ETFs are listed securities representing an underlying fund, which replicates a benchmark index. SPIcE will track the Sensex, whereas BeES replicates the S&P CNX Nifty. These funds trade like stocks, so they are essentially index stocks that combine the benefits of a mutual fund with a listed stock. Though, they are passively managed, they are very different from an index fund. Unlike Index funds, which are valued based on NAV, ETFs can be bought and sold throughout the trading day.
Since, the units of ETF and its underlying holdings trade separately, there can be a price disparity, i.e., it may trade at a discount or a premium to its NAV. For example, out of 200 trading days, BeES had traded at a discount on 134 days. However, the margin of discount/premium had been quite low. The maximum discount has been 1.41 per cent while the maximum premium was 0.76 per cent.
The minimum investment in SPIcE has been pegged at Rs 25,000, which is applicable only during the initial offer period. After the initial offer, to buy or sell units of ETF, an investor will have to deal with a broker who will execute the transaction.
However, a limited set of 'Authorised Participants' can create or redeem units directly from the fund in pre-defined lot sizes known as "Creation Units". The Creation Unit Size in case of SPIcE has been set as 25,000 units, whereas it is 20,000 units in case of Nifty BeES.

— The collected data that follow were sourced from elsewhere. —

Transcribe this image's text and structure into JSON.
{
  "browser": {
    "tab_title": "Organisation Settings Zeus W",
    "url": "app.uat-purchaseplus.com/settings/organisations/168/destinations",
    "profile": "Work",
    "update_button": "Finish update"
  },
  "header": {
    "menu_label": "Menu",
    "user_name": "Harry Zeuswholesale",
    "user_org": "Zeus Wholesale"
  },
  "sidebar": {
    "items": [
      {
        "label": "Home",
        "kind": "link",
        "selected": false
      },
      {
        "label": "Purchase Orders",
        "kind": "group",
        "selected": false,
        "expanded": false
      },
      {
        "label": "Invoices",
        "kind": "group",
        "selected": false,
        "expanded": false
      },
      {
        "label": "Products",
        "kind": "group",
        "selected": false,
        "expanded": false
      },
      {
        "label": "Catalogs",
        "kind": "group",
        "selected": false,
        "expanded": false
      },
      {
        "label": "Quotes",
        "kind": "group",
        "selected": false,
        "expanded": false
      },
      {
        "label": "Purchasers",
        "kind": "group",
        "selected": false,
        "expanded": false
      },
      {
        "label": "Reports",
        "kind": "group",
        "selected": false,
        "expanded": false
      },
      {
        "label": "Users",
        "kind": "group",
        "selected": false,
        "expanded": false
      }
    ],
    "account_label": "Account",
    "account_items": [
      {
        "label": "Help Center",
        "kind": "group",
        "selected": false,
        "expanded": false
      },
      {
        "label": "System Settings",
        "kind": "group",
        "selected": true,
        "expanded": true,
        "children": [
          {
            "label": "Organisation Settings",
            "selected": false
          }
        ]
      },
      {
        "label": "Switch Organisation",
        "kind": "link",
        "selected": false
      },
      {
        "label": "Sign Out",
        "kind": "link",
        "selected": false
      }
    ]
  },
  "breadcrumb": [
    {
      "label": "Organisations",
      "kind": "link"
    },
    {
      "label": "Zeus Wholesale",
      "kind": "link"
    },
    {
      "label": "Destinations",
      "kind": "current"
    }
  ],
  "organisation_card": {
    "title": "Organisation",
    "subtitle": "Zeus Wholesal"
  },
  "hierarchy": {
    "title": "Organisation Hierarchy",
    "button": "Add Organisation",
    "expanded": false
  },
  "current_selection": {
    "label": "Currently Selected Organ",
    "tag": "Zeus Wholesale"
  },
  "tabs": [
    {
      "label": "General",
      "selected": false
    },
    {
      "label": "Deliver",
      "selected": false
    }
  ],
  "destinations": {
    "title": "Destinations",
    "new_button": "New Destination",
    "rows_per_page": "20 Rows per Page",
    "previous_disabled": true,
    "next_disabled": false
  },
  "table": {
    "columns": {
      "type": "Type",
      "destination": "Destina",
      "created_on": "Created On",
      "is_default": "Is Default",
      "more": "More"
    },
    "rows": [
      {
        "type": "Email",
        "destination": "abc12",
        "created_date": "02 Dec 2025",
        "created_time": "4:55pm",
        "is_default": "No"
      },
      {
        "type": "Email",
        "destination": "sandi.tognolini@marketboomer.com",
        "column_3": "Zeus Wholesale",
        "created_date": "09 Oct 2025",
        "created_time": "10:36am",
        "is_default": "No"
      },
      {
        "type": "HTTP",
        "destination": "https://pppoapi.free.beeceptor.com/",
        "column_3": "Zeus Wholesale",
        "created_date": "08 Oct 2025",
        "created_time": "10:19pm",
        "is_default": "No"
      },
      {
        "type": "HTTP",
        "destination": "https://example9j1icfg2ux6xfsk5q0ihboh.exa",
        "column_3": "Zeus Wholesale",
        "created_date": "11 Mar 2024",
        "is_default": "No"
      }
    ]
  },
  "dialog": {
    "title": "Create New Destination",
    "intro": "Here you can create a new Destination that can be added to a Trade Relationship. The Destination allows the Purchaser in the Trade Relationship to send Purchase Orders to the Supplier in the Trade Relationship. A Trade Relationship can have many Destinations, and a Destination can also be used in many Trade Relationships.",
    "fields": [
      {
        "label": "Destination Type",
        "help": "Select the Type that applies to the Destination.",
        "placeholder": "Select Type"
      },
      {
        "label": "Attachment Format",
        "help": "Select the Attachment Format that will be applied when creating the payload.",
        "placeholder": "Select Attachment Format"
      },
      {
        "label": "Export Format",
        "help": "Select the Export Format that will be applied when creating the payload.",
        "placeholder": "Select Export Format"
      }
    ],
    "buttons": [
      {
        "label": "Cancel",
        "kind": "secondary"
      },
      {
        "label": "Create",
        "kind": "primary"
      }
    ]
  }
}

Apart from liquidity, the other advantages of ETFs are their low expenses and low tracking error. As ETFs are listed on the exchanges, costs of distribution and processing are less. For instance, the expense ratio of Nifty BeES is 0.80 per cent, which is lower than all the index funds currently available. And as large investors buy or redeem units in-kind (creation unit), the fund usually keeps lesser assets in cash, thus reducing the tracking error.
However, as with stocks, you will have to pay a commission to buy and sell ETF units, which can be a significant drawback for those who trade frequently or invest regular sums of money.